The present invention relates to a process for the production of an inverted structure, active matrix display screen. Its preferred use is in the production of liquid crystal flat-faced screens. However, it can also be applied to materials other than liquid crystals, such as electroluminescent, electrochromic, electrolytic and similar materials.
Among the most interesting known processes for producing an active matrix display screen is the so-called two masking level process, as described in French patent application FR-A-2 533 072. In such a process on a transparent wall are produced columns and a matrix of blocks defining the future pixels. Deposition takes place of a stack of three layers, namely of amorphous hydrogenated silicon, insulant and conductor and said stack is etched with rows overlapping the columns and blocks.

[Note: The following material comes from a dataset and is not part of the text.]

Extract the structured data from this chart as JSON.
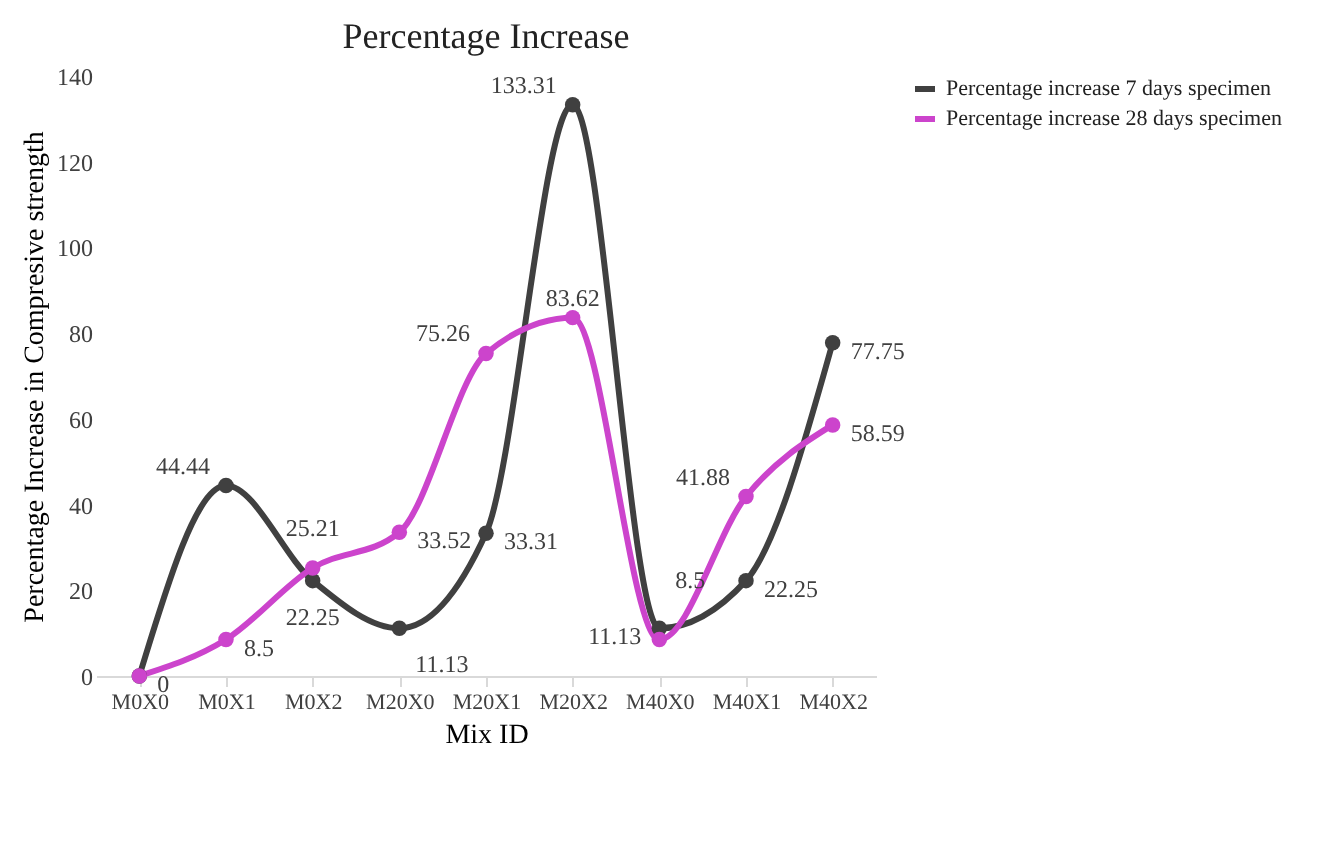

Therefore a transistor is formed at each overlap with, as the gate the conductive part of the row, as the drain the block and as the source the column. Thus, the gate is placed above the structure, in a so-called "normal" configuration.

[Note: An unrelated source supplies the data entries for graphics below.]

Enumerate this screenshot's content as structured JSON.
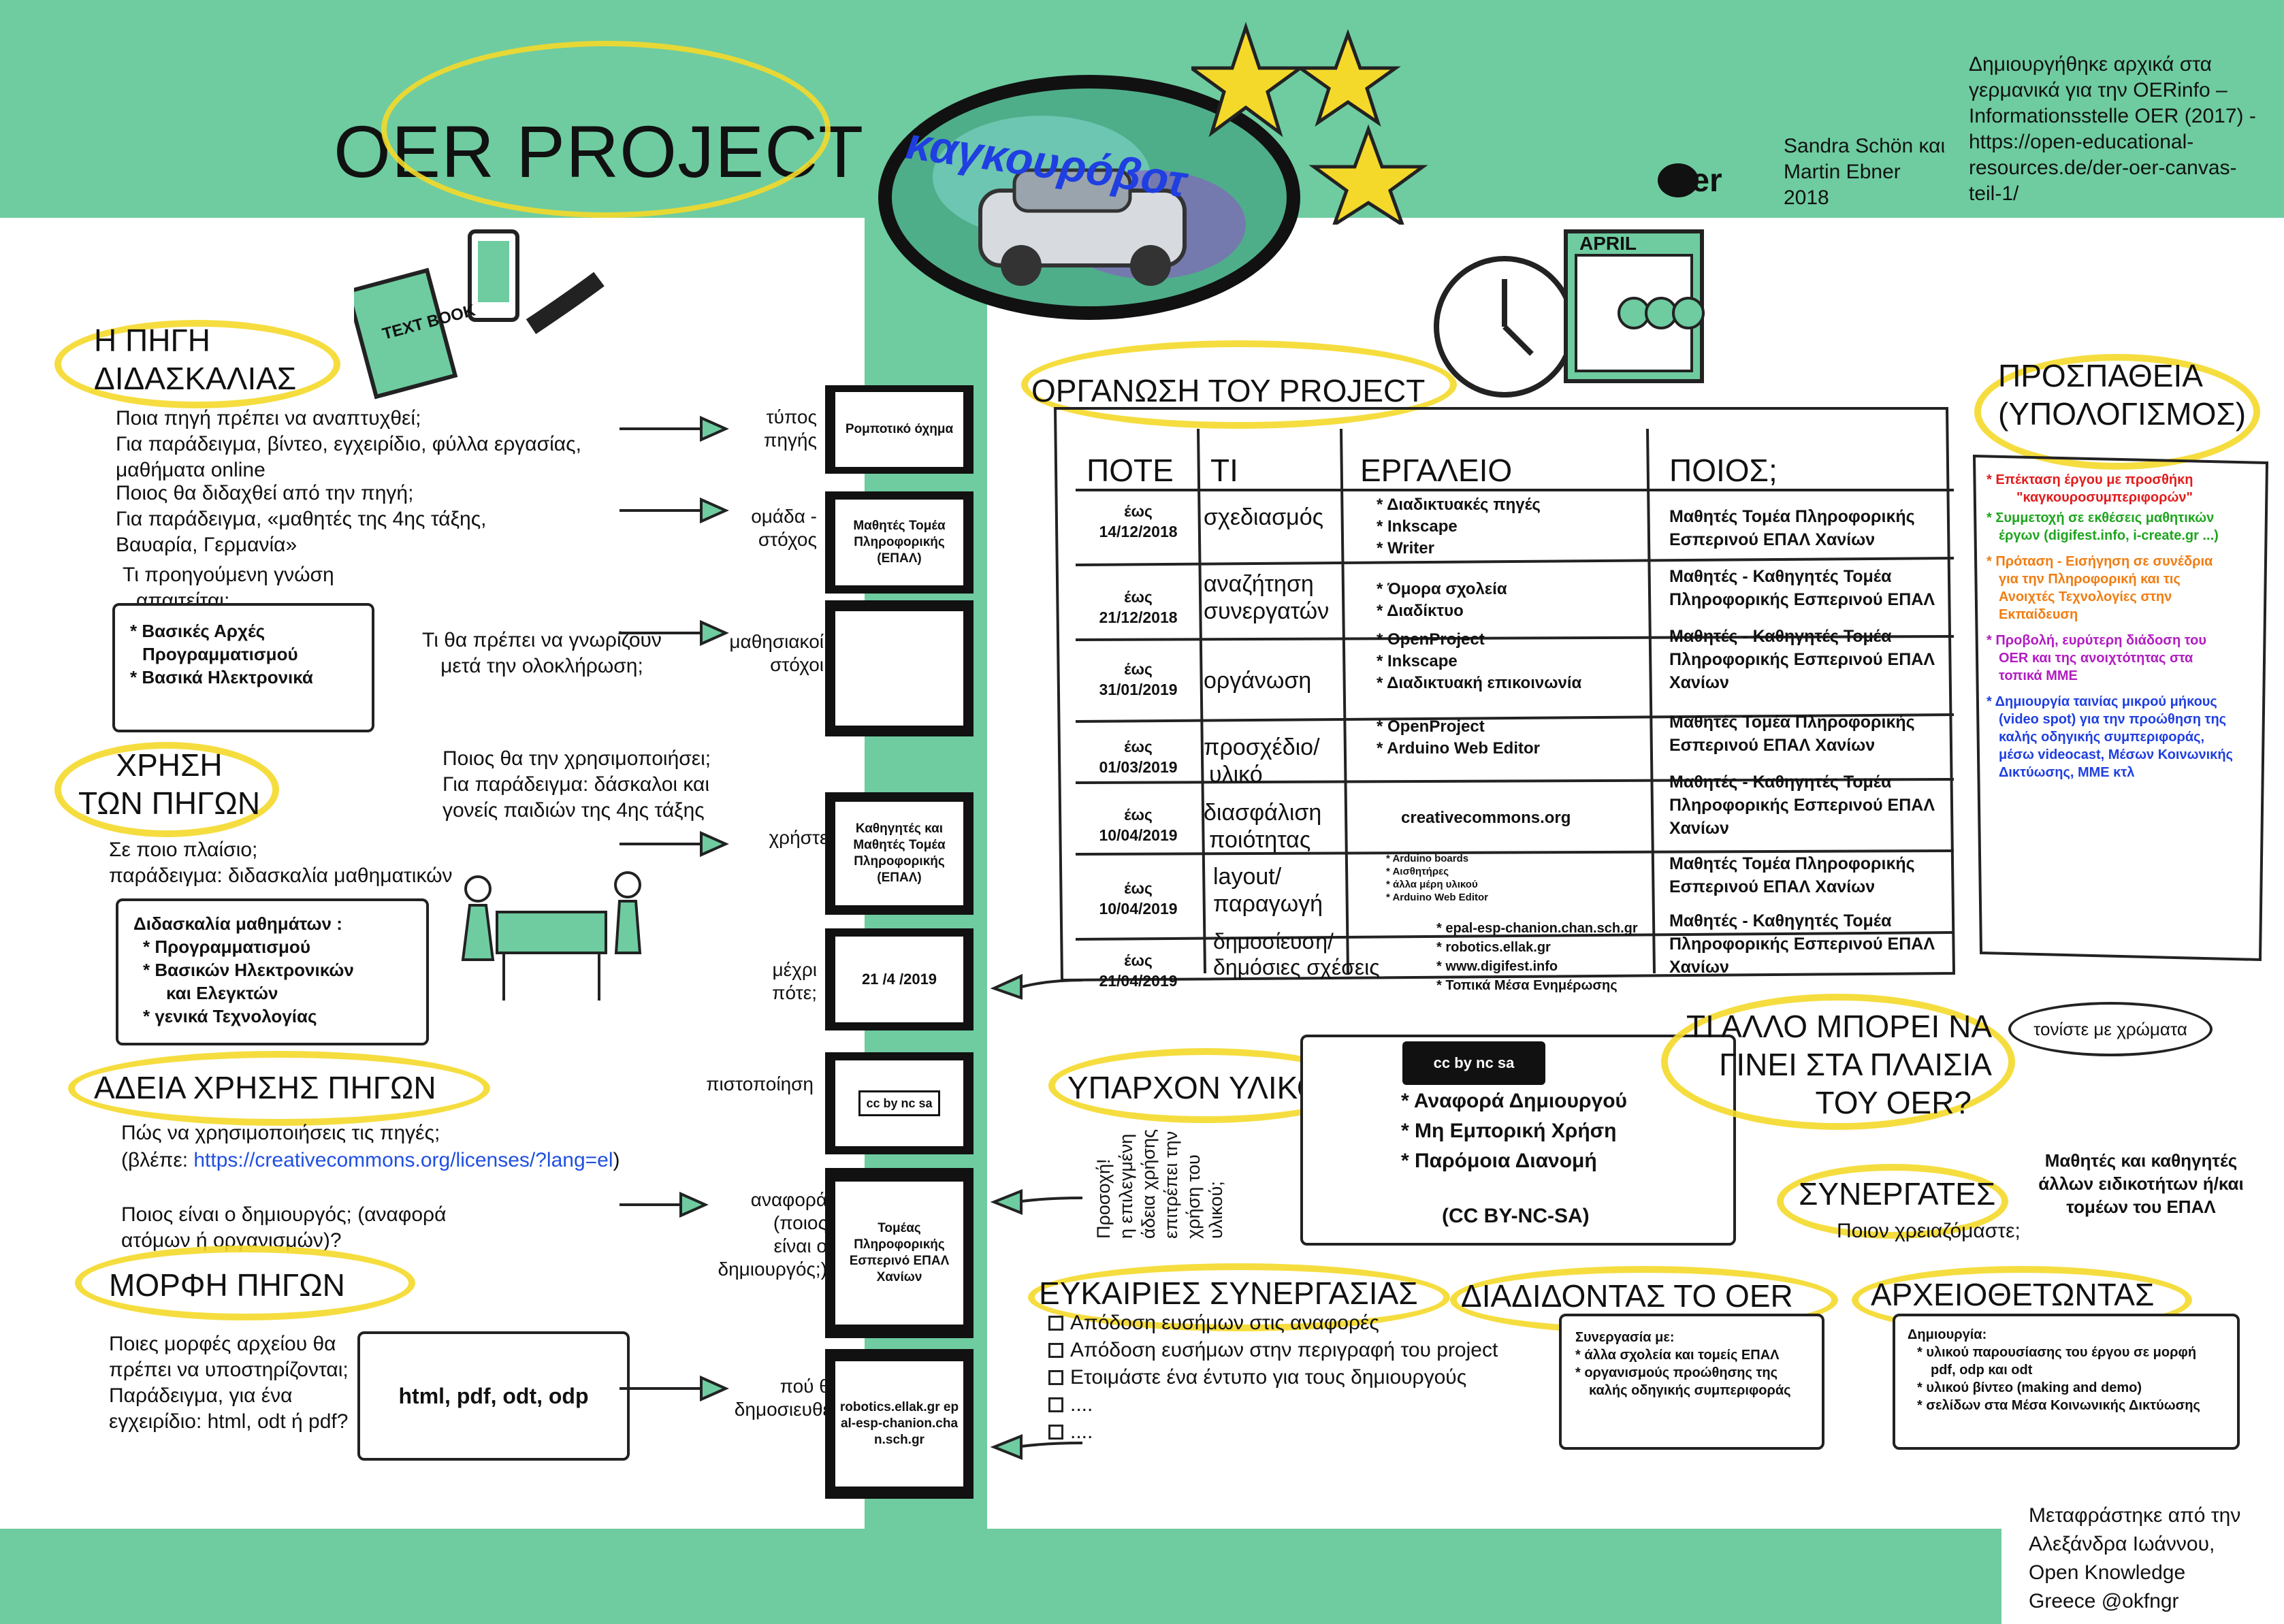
{
  "header": {
    "title": "OER PROJECT",
    "logo_text": "καγκουρόβοτ",
    "oer_logo": "oer",
    "authors": [
      "Sandra Schön και",
      "Martin Ebner",
      "2018"
    ],
    "origin_note": [
      "Δημιουργήθηκε αρχικά στα",
      "γερμανικά για την OERinfo –",
      "Informationsstelle OER (2017) -",
      "https://open-educational-",
      "resources.de/der-oer-canvas-",
      "teil-1/"
    ]
  },
  "source": {
    "heading": [
      "Η ΠΗΓΗ",
      "ΔΙΔΑΣΚΑΛΙΑΣ"
    ],
    "q1": [
      "Ποια πηγή πρέπει να αναπτυχθεί;",
      "Για παράδειγμα, βίντεο, εγχειρίδιο, φύλλα εργασίας,",
      "μαθήματα online"
    ],
    "q2": [
      "Ποιος θα διδαχθεί από την πηγή;",
      "Για παράδειγμα, «μαθητές της 4ης τάξης,",
      "Βαυαρία, Γερμανία»"
    ],
    "q3": [
      "Τι προηγούμενη γνώση",
      "απαιτείται;"
    ],
    "prior_box": [
      "* Βασικές Αρχές",
      "Προγραμματισμού",
      "* Βασικά Ηλεκτρονικά"
    ],
    "q4": [
      "Τι θα πρέπει να γνωρίζουν",
      "μετά την ολοκλήρωση;"
    ],
    "book_label": "TEXT BOOK"
  },
  "usage": {
    "heading": [
      "ΧΡΗΣΗ",
      "ΤΩΝ ΠΗΓΩΝ"
    ],
    "who_q": [
      "Ποιος θα την χρησιμοποιήσει;",
      "Για παράδειγμα: δάσκαλοι και",
      "γονείς παιδιών της 4ης τάξης"
    ],
    "context_q": [
      "Σε ποιο πλαίσιο;",
      "παράδειγμα: διδασκαλία μαθηματικών"
    ],
    "context_box": [
      "Διδασκαλία μαθημάτων :",
      "* Προγραμματισμού",
      "* Βασικών Ηλεκτρονικών",
      "και Ελεγκτών",
      "* γενικά Τεχνολογίας"
    ]
  },
  "license": {
    "heading": "ΑΔΕΙΑ ΧΡΗΣΗΣ ΠΗΓΩΝ",
    "q1": "Πώς να χρησιμοποιήσεις τις πηγές;",
    "q1b_prefix": "(βλέπε: ",
    "q1b_link": "https://creativecommons.org/licenses/?lang=el",
    "q1b_suffix": ")",
    "q2": [
      "Ποιος είναι ο δημιουργός; (αναφορά",
      "ατόμων ή οργανισμών)?"
    ]
  },
  "format": {
    "heading": "ΜΟΡΦΗ ΠΗΓΩΝ",
    "q": [
      "Ποιες μορφές αρχείου θα",
      "πρέπει να υποστηρίζονται;",
      "Παράδειγμα, για ένα",
      "εγχειρίδιο: html, odt ή pdf?"
    ],
    "box": "html, pdf, odt, odp"
  },
  "cards": [
    {
      "label": [
        "τύπος",
        "πηγής"
      ],
      "value": "Ρομποτικό όχημα"
    },
    {
      "label": [
        "ομάδα -",
        "στόχος"
      ],
      "value": "Μαθητές Τομέα Πληροφορικής (ΕΠΑΛ)"
    },
    {
      "label": [
        "μαθησιακοί",
        "στόχοι"
      ],
      "value": ""
    },
    {
      "label": [
        "χρήστες"
      ],
      "value": "Καθηγητές και Μαθητές Τομέα Πληροφορικής (ΕΠΑΛ)"
    },
    {
      "label": [
        "μέχρι",
        "πότε;"
      ],
      "value": "21 /4 /2019"
    },
    {
      "label": [
        "πιστοποίηση"
      ],
      "value": "cc by nc sa"
    },
    {
      "label": [
        "αναφορά",
        "(ποιος",
        "είναι ο",
        "δημιουργός;)"
      ],
      "value": "Τομέας Πληροφορικής Εσπερινό ΕΠΑΛ Χανίων"
    },
    {
      "label": [
        "πού θα",
        "δημοσιευθεί;"
      ],
      "value": "robotics.ellak.gr epal-esp-chanion.chan.sch.gr"
    }
  ],
  "organisation": {
    "heading": "ΟΡΓΑΝΩΣΗ ΤΟΥ PROJECT",
    "clock_label": "APRIL",
    "columns": [
      "ΠΟΤΕ",
      "ΤΙ",
      "ΕΡΓΑΛΕΙΟ",
      "ΠΟΙΟΣ;"
    ],
    "rows": [
      {
        "date": [
          "έως",
          "14/12/2018"
        ],
        "what": [
          "σχεδιασμός"
        ],
        "tools": [
          "* Διαδικτυακές πηγές",
          "* Inkscape",
          "* Writer"
        ],
        "who": [
          "Μαθητές Τομέα Πληροφορικής",
          "Εσπερινού ΕΠΑΛ Χανίων"
        ]
      },
      {
        "date": [
          "έως",
          "21/12/2018"
        ],
        "what": [
          "αναζήτηση",
          "συνεργατών"
        ],
        "tools": [
          "* Όμορα σχολεία",
          "* Διαδίκτυο"
        ],
        "who": [
          "Μαθητές - Καθηγητές Τομέα",
          "Πληροφορικής Εσπερινού ΕΠΑΛ"
        ]
      },
      {
        "date": [
          "έως",
          "31/01/2019"
        ],
        "what": [
          "οργάνωση"
        ],
        "tools": [
          "* OpenProject",
          "* Inkscape",
          "* Διαδικτυακή επικοινωνία"
        ],
        "who": [
          "Μαθητές - Καθηγητές Τομέα",
          "Πληροφορικής Εσπερινού ΕΠΑΛ",
          "Χανίων"
        ]
      },
      {
        "date": [
          "έως",
          "01/03/2019"
        ],
        "what": [
          "προσχέδιο/",
          "υλικό"
        ],
        "tools": [
          "* OpenProject",
          "* Arduino Web Editor"
        ],
        "who": [
          "Μαθητές Τομέα Πληροφορικής",
          "Εσπερινού ΕΠΑΛ Χανίων"
        ]
      },
      {
        "date": [
          "έως",
          "10/04/2019"
        ],
        "what": [
          "διασφάλιση",
          "ποιότητας"
        ],
        "tools": [
          "creativecommons.org"
        ],
        "who": [
          "Μαθητές - Καθηγητές Τομέα",
          "Πληροφορικής Εσπερινού ΕΠΑΛ",
          "Χανίων"
        ]
      },
      {
        "date": [
          "έως",
          "10/04/2019"
        ],
        "what": [
          "layout/",
          "παραγωγή"
        ],
        "tools": [
          "* Arduino boards",
          "* Αισθητήρες",
          "* άλλα μέρη υλικού",
          "* Arduino Web Editor"
        ],
        "who": [
          "Μαθητές Τομέα Πληροφορικής",
          "Εσπερινού ΕΠΑΛ Χανίων"
        ]
      },
      {
        "date": [
          "έως",
          "21/04/2019"
        ],
        "what": [
          "δημοσίευση/",
          "δημόσιες σχέσεις"
        ],
        "tools": [
          "* epal-esp-chanion.chan.sch.gr",
          "* robotics.ellak.gr",
          "* www.digifest.info",
          "* Τοπικά Μέσα Ενημέρωσης"
        ],
        "who": [
          "Μαθητές - Καθηγητές Τομέα",
          "Πληροφορικής Εσπερινού ΕΠΑΛ",
          "Χανίων"
        ]
      }
    ]
  },
  "effort": {
    "heading": [
      "ΠΡΟΣΠΑΘΕΙΑ",
      "(ΥΠΟΛΟΓΙΣΜΟΣ)"
    ],
    "red": [
      "* Επέκταση έργου με προσθήκη",
      "\"καγκουροσυμπεριφορών\""
    ],
    "green": [
      "* Συμμετοχή σε εκθέσεις μαθητικών",
      "έργων (digifest.info, i-create.gr ...)"
    ],
    "orange": [
      "* Πρόταση - Εισήγηση σε συνέδρια",
      "για την Πληροφορική και τις",
      "Ανοιχτές Τεχνολογίες στην",
      "Εκπαίδευση"
    ],
    "purple": [
      "* Προβολή, ευρύτερη διάδοση του",
      "OER και της ανοιχτότητας στα",
      "τοπικά ΜΜΕ"
    ],
    "blue": [
      "* Δημιουργία ταινίας μικρού μήκους",
      "(video spot) για την προώθηση της",
      "καλής οδηγικής συμπεριφοράς,",
      "μέσω videocast, Μέσων Κοινωνικής",
      "Δικτύωσης, ΜΜΕ κτλ"
    ],
    "tip": "τονίστε με χρώματα"
  },
  "existing": {
    "heading": "ΥΠΑΡΧΟΝ ΥΛΙΚΟ",
    "rotated_note": [
      "Προσοχή!",
      "η επιλεγμένη",
      "άδεια χρήσης",
      "επιτρέπει την",
      "χρήση του",
      "υλικού;"
    ],
    "cc_badge": "cc by nc sa",
    "items": [
      "* Αναφορά Δημιουργού",
      "* Μη Εμπορική Χρήση",
      "* Παρόμοια Διανομή"
    ],
    "license_code": "(CC BY-NC-SA)"
  },
  "more": {
    "heading": [
      "ΤΙ ΑΛΛΟ ΜΠΟΡΕΙ ΝΑ",
      "ΓΙΝΕΙ ΣΤΑ ΠΛΑΙΣΙΑ",
      "ΤΟΥ OER?"
    ]
  },
  "partners": {
    "heading": "ΣΥΝΕΡΓΑΤΕΣ",
    "q": "Ποιον χρειαζόμαστε;",
    "answer": [
      "Μαθητές και καθηγητές",
      "άλλων ειδικοτήτων ή/και",
      "τομέων του ΕΠΑΛ"
    ]
  },
  "collab": {
    "heading": "ΕΥΚΑΙΡΙΕΣ ΣΥΝΕΡΓΑΣΙΑΣ",
    "checklist": [
      "Απόδοση ευσήμων στις αναφορές",
      "Απόδοση ευσήμων στην περιγραφή του project",
      "Ετοιμάστε ένα έντυπο για τους δημιουργούς",
      "....",
      "...."
    ]
  },
  "spread": {
    "heading": "ΔΙΑΔΙΔΟΝΤΑΣ ΤΟ OER",
    "box": [
      "Συνεργασία με:",
      "* άλλα σχολεία και τομείς ΕΠΑΛ",
      "* οργανισμούς προώθησης της",
      "καλής οδηγικής συμπεριφοράς"
    ]
  },
  "archive": {
    "heading": "ΑΡΧΕΙΟΘΕΤΩΝΤΑΣ",
    "box": [
      "Δημιουργία:",
      "* υλικού παρουσίασης του έργου σε μορφή",
      "pdf, odp και odt",
      "* υλικού βίντεο (making and demo)",
      "* σελίδων στα Μέσα Κοινωνικής Δικτύωσης"
    ]
  },
  "footer": {
    "translation": [
      "Μεταφράστηκε από την",
      "Αλεξάνδρα Ιωάννου,",
      "Open Knowledge",
      "Greece @okfngr"
    ]
  },
  "colors": {
    "green_band": "#6ecca0",
    "highlight": "#f4d92a",
    "link": "#1f4fe0"
  }
}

The article by Yutaka Miya et al entitled "Two-Mask Step-Inverted Staggered a-Si TFT-Addressed LCDs" published in SID (Society for InformatIon Display) 89 Digest, pp. 155 to 158 describes another process, which also has two masking levels, but which leads to an inverted or reversed structure compared with the structure described hereinbefore, i.e. with a gate positioned at the bottom of the stack of layers. The main stages of this process are illustrated in FIG. 1. On a glass support 1 is deposited a conductive layer, e.g. of chromium, which is etched in the form of parallel rows 2 (part A). This is followed by the deposition of a silicon nitride layer 3, an intrinsic amorphous silicon layer 4 and a doped amorphous silicon layer 5. These layers can be deposited by PECVD (Plasma Enhanced Chemical Vapour Deposition). A positive photoresist 6 is then deposited and the assembly is subject to ultraviolet irradiation through the glass substrate (part B). ln this irradiation operation, the conductive lines or rows constitute an opaque mask so that after development photoresist 7 is only left above the rows 2. These photoresist rows or lines 7 are used as a mask for etching the doped amorphous silicon layer 5 and the intrinsic amorphous silicon layer 4 (part C).
This is followed by the deposition thereon of a conductive layer 8 etched in order to form the columns and blocks which overlap the rows 2 (part D--the representation being diagrammatic). Taking these elements as the mask, the doped amorphous silicon layer 5 is etched in order to reach the intrinsic amorphous silicon layer 4, which completes the transistors. The latter have for the gate G the part of the row 2 located beneath the structure, for the source S the end of the block and for the drain D part of the column (part E).
This procedure suffers from two disadvantages. Firstly the irradiation takes place through the stack formed by the silicon nitride layer 3, the intrinsic amorphous silicon layer 4 and the doped amorphous silicon layer 5. It is therefore necessary to limit these layers to a very limited thickness in order to avoid an excessive absorption, particularly with respect to the intrinsic amorphous silicon layer 4, which absorbs ultraviolet rays. However, as a result of the thinness of the layer the transistors obtained have only mediocre performance characteristics. The other disadvantage is that the metallic layer for forming the columns and blocks is not deposited on a planar surface (parts C and D of FIG. 1), being instead deposited on a surface having reliefs. This leads to the risk of defects, particularly the cutting off of columns.